Orlovsky didn’t reply.
“Well, enough of this,” Cronley said. “I’m hungry. Sergeant Dunwiddie, why don’t you go find out what the hell is delaying our dinner?”
“Yes, sir.”
—
Staff Sergeant Clark and First Sergeant Dunwiddie returned to the room several minutes later, carrying plates of food.
“That will be all for the moment, Sergeant Clark,” Cronley said. “Except for the Tabasco. You forgot the Tabasco.”
“Sorry, sir. I’ll go get it.”
“Please do. I really like a couple of shots of Tabasco on my pork chops.”
Orlovsky looked at the plate of food before him and crossed his arms over his chest.

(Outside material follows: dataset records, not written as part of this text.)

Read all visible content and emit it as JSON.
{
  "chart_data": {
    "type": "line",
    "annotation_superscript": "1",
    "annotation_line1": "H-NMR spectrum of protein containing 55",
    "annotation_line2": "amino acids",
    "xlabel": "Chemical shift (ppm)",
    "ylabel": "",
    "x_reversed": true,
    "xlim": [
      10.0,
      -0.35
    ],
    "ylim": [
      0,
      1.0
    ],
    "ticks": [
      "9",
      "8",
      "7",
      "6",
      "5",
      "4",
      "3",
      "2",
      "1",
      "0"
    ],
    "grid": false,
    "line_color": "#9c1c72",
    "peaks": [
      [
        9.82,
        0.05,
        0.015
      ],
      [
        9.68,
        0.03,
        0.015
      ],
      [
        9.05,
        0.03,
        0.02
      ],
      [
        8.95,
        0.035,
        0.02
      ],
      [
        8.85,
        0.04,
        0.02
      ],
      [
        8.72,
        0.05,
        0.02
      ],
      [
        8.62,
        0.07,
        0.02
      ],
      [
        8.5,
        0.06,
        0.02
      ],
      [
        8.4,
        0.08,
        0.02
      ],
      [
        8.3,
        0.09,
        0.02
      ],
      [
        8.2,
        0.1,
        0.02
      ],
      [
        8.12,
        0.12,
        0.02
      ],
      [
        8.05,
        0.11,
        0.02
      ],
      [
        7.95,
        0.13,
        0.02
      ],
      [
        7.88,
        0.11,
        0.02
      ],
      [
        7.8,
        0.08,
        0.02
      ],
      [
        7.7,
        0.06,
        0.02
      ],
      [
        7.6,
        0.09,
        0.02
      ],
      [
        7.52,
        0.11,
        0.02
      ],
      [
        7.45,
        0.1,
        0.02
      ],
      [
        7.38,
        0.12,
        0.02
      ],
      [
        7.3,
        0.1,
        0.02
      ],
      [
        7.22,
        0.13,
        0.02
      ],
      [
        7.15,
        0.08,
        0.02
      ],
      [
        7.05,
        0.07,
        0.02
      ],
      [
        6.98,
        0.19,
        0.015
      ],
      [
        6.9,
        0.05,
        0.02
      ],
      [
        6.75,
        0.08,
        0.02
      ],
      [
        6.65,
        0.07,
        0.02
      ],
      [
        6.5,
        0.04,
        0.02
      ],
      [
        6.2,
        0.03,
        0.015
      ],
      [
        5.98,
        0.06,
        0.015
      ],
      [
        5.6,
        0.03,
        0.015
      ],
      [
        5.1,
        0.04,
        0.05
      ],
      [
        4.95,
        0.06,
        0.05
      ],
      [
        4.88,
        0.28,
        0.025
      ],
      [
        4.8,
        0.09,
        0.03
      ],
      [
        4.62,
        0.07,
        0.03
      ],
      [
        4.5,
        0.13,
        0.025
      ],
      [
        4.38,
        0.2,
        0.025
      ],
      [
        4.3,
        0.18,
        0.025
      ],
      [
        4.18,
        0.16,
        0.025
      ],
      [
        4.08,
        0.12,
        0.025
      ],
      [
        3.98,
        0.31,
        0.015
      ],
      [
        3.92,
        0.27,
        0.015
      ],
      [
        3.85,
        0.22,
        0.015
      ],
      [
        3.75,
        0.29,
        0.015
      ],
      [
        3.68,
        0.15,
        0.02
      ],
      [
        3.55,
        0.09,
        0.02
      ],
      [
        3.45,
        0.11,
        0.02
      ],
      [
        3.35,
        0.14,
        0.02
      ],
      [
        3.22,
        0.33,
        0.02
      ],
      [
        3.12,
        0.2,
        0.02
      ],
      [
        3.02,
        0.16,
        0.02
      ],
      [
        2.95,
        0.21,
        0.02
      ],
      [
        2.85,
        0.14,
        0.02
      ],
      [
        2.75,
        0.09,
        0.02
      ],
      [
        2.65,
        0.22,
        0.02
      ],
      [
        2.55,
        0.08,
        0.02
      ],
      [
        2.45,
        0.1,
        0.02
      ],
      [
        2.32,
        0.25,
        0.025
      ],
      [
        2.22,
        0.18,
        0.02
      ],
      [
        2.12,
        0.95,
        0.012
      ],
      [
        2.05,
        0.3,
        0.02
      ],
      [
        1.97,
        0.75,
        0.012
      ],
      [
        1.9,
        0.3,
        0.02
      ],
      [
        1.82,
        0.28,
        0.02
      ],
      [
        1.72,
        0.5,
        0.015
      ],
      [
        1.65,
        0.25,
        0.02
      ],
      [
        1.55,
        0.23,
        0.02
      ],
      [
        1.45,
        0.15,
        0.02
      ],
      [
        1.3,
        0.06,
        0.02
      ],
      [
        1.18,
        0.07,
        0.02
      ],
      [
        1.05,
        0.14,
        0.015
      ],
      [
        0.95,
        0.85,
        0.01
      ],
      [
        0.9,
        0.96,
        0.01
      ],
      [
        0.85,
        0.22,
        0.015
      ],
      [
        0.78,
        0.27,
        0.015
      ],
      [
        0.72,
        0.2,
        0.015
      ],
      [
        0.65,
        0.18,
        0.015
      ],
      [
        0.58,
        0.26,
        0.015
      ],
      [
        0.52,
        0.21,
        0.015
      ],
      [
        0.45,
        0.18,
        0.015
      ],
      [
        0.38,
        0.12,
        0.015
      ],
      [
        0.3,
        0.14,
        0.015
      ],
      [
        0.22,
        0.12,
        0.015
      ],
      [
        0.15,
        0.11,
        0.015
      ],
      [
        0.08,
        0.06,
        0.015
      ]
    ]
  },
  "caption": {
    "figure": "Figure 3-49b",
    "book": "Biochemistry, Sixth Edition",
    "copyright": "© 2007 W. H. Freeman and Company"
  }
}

When Clark returned with the Tabasco, Cronley said, “Thank you. I’ll call for you when I need you.”
“Yes, sir,” Clark said.
Cronley shook the red pepper sauce onto his pork chops.
“I don’t know if you know Tabasco, Konstantin. I really do. But some people find it a little too spicy.”
Orlovsky didn’t reply.
Neither Cronley nor Dunwiddie said another word during the next fifteen minutes, during which they just about cleaned their plates. Orlovsky did not uncross his arms.
“Clark!” Cronley called.
Clark came into the room.
“Major Orlovsky will be returning to das Gasthaus now. Will you assist him in getting dressed?”